While there are no right or wrong answers around this, here are a few popular graph database engines to consider, and why you might consider them.
###Neo4j
Neo4j provides a free Community and for-pay Enterprise edition. The Community edition has a free deployment already on Azure Marketplace, so testing it out should be easy. The Enterprise edition is suitable for running large-scale graphs.
- Deployments are limited to a single machine.
- Multi-machine deployments are used only for HA clustering.
- PB-scale data would require partitionable graphs and a custom partitioning strategy/implementation.
- Cypher query language makes it easy to operate on the graphs.
- Server-side marshalling means queries are efficient.
- Custom query language means vendor lock-in.
###OrientDB
OrientDB is a similar to Neo4j with a free Community edition and a for-pay Enterprise edition. One minor difference is that the free edition is fully Open-Source under the Apache2 license (technically, Neo4j's Community edition is OSS, but under GPL so typically not enterprise-friendly). The Community edition has a free deployment already on Azure Marketplace, so testing it should be easy.
- Supports storage of full "JSON" documents (akin to e.g. Mongo or DocDB).
- Sharded, multi-master support means support for graphs of much larger size than Neo4j.
- Query syntax is, literally, SQL.
- Minor extensions to the language to support graph concepts.
- Supports Write-ahead Logging, coupled with ACID transactions, allowing better fault-tolerance than many NoSQL stores.
- Community edition is not "nerfed" - supports HA deployments, no limits on scale.
###Titan
Titan is an Open-Source, Apache2-licensed Graph DB, with a unique slant. It has a couple of features to recommend it, but is still relatively new and has just been acquired by DataStax - this likely means stronger long-term support, but may limit support for non-DataStax storage backbone support. There is no Azure Marketplace build for Titan, so deploying it will require more work. A simple testing instance is easy to deploy to an Azure Linux VM, though, but may not give you any indication of "real world" deployments.
- Titan is a Graph DB "layer" over a canonical store.
- Out-of-the-box support for Cassandra, HBase, or BDBs.
- Fault-tolerance and CAP-related guarantees depend on the underlying store.
- Transaction layer provides flexible guarantees, from strong ACID to eventual consistency.
- Much higher scalability than single-node Graph DBs like Neo4j since persistence layer scales independently.
- Query layer is built on standard TinkerPop stack.
- Gremlin query language has a more procedure-oriented format, but is standard and provides good fan-out capabilities.
- Blueprints provides a consistent REST API for all supporting DBs.
- TinkerPop is not yet widely adopted, so while in theory it provides shelter from vendor lock-in, in practice that guarantee is less secure. Neo4j and OrientDB both claim compliance.
##Picking a Graph Store
There are no hard-and-fast rules to picking one of these over the other, but a few questions you should ask to guide yourself in the right direction.
-
Are you migrating from an existing store? Is it Key/Value or Document-based?

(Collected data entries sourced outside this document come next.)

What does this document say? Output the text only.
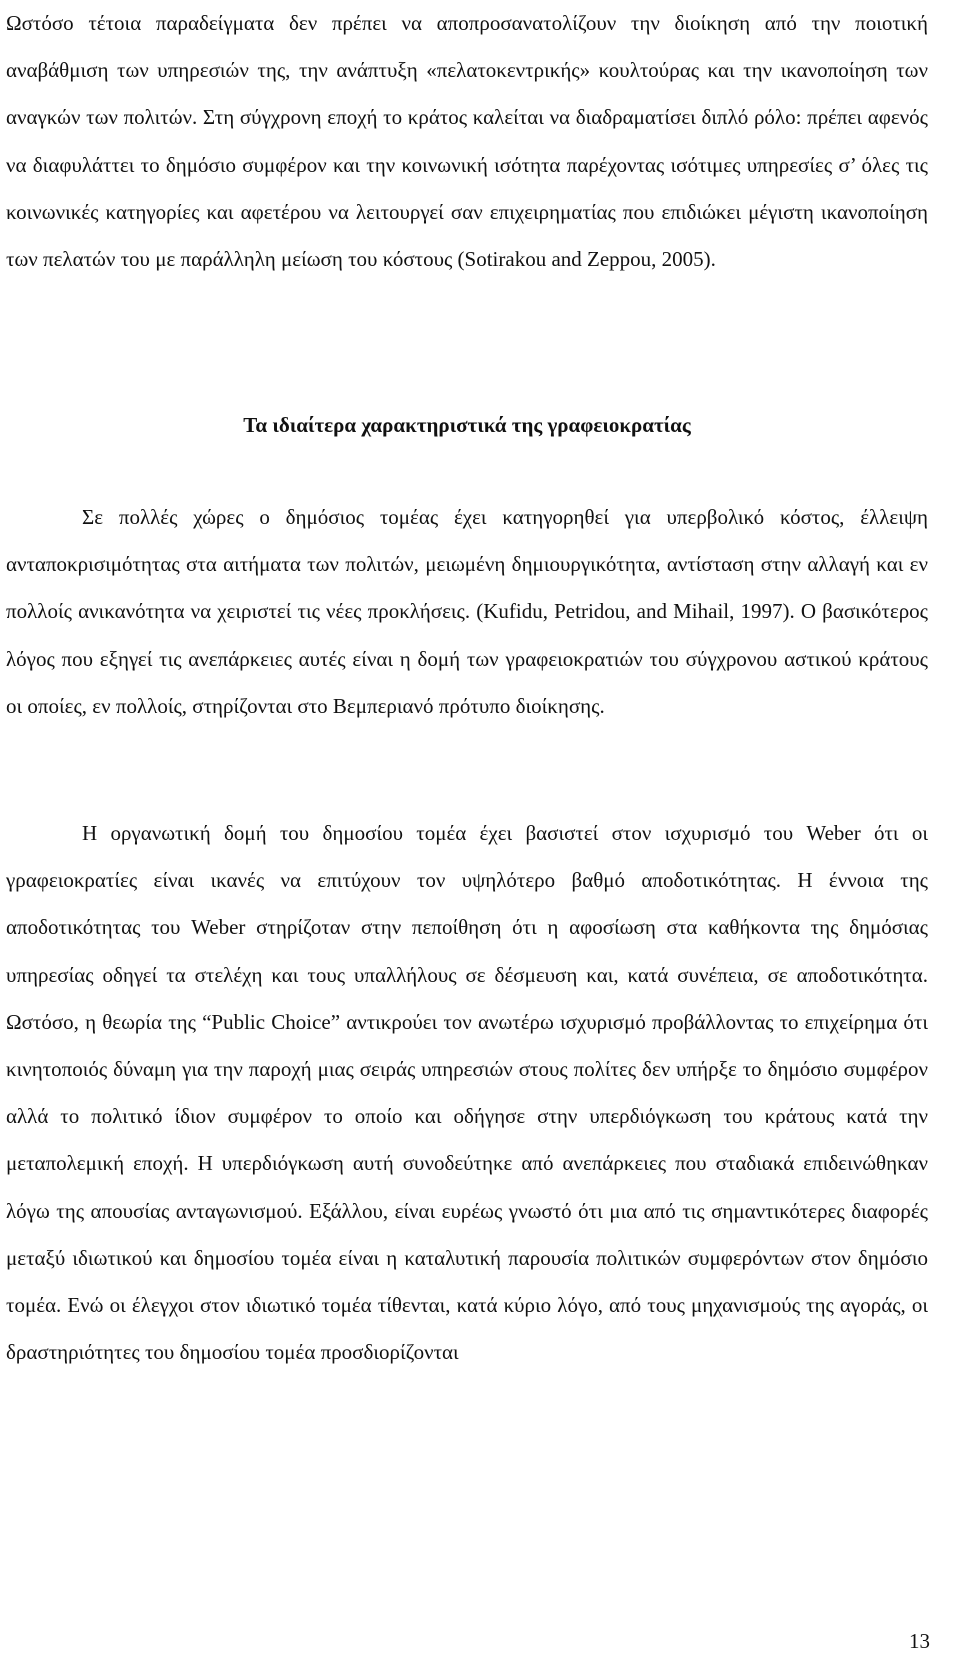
Ωστόσο τέτοια παραδείγματα δεν πρέπει να αποπροσανατολίζουν την διοίκηση από την ποιοτική αναβάθμιση των υπηρεσιών της, την ανάπτυξη «πελατοκεντρικής» κουλτούρας και την ικανοποίηση των αναγκών των πολιτών. Στη σύγχρονη εποχή το κράτος καλείται να διαδραματίσει διπλό ρόλο: πρέπει αφενός να διαφυλάττει το δημόσιο συμφέρον και την κοινωνική ισότητα παρέχοντας ισότιμες υπηρεσίες σ’ όλες τις κοινωνικές κατηγορίες και αφετέρου να λειτουργεί σαν επιχειρηματίας που επιδιώκει μέγιστη ικανοποίηση των πελατών του με παράλληλη μείωση του κόστους (Sotirakou and Zeppou, 2005).

Τα ιδιαίτερα χαρακτηριστικά της γραφειοκρατίας

Σε πολλές χώρες ο δημόσιος τομέας έχει κατηγορηθεί για υπερβολικό κόστος, έλλειψη ανταποκρισιμότητας στα αιτήματα των πολιτών, μειωμένη δημιουργικότητα, αντίσταση στην αλλαγή και εν πολλοίς ανικανότητα να χειριστεί τις νέες προκλήσεις. (Kufidu, Petridou, and Mihail, 1997). Ο βασικότερος λόγος που εξηγεί τις ανεπάρκειες αυτές είναι η δομή των γραφειοκρατιών του σύγχρονου αστικού κράτους οι οποίες, εν πολλοίς, στηρίζονται στο Βεμπεριανό πρότυπο διοίκησης.

Η οργανωτική δομή του δημοσίου τομέα έχει βασιστεί στον ισχυρισμό του Weber ότι οι γραφειοκρατίες είναι ικανές να επιτύχουν τον υψηλότερο βαθμό αποδοτικότητας. Η έννοια της αποδοτικότητας του Weber στηρίζοταν στην πεποίθηση ότι η αφοσίωση στα καθήκοντα της δημόσιας υπηρεσίας οδηγεί τα στελέχη και τους υπαλλήλους σε δέσμευση και, κατά συνέπεια, σε αποδοτικότητα. Ωστόσο, η θεωρία της “Public Choice” αντικρούει τον ανωτέρω ισχυρισμό προβάλλοντας το επιχείρημα ότι κινητοποιός δύναμη για την παροχή μιας σειράς υπηρεσιών στους πολίτες δεν υπήρξε το δημόσιο συμφέρον αλλά το πολιτικό ίδιον συμφέρον το οποίο και οδήγησε στην υπερδιόγκωση του κράτους κατά την μεταπολεμική εποχή. Η υπερδιόγκωση αυτή συνοδεύτηκε από ανεπάρκειες που σταδιακά επιδεινώθηκαν λόγω της απουσίας ανταγωνισμού. Εξάλλου, είναι ευρέως γνωστό ότι μια από τις σημαντικότερες διαφορές μεταξύ ιδιωτικού και δημοσίου τομέα είναι η καταλυτική παρουσία πολιτικών συμφερόντων στον δημόσιο τομέα. Ενώ οι έλεγχοι στον ιδιωτικό τομέα τίθενται, κατά κύριο λόγο, από τους μηχανισμούς της αγοράς, οι δραστηριότητες του δημοσίου τομέα προσδιορίζονται

13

If you're migrating from an existing Document-based store, OrientDB has the benefit of allowing you to keep your existing document schema while moving it into the new data store. If you have an existing K/V store, moving to any Graph DB should be possible, or you can consider a hybrid solution as outlined in the main GraphDB document.
-
Do you require Enterprise-level support?
In this case, you should consider Neo4j or OrientDB, as both have a built-in Enterprise edition and support model. Titan has Enterprise-level support, and that is even stronger now with the purchase by DataStax, but they don't have a focused Enterprise-edition so are lacking Enterprise-level tooling in some areas.
-
Is your data "big data"?
Are your graphs Petabytes in size, with hundreds of millions of nodes and edges? If so, you should consider OrientDB or Titan - both of which can scale horizontally, in different ways.
-
Is your workload write-heavy? Will this be your primary store?
If this is the case, OrientDB is a solid choice due to write-ahead logs and ACID support as well as multi-master sharded deployments.
-
How willing are you to trade performance for fault-tolerance?
In some models (batch-loaded, high-read/low-write, BI applications), you might favor a design suited to high performance queries where fault-tolerance is not as important. Titan backed by Berkeley DBs can be a high-performance solution in these cases. However, before optimizing for performance, it makes sense to benchmark on your own scenarios - Neo4j and OrientDB also perform quite well on big iron servers.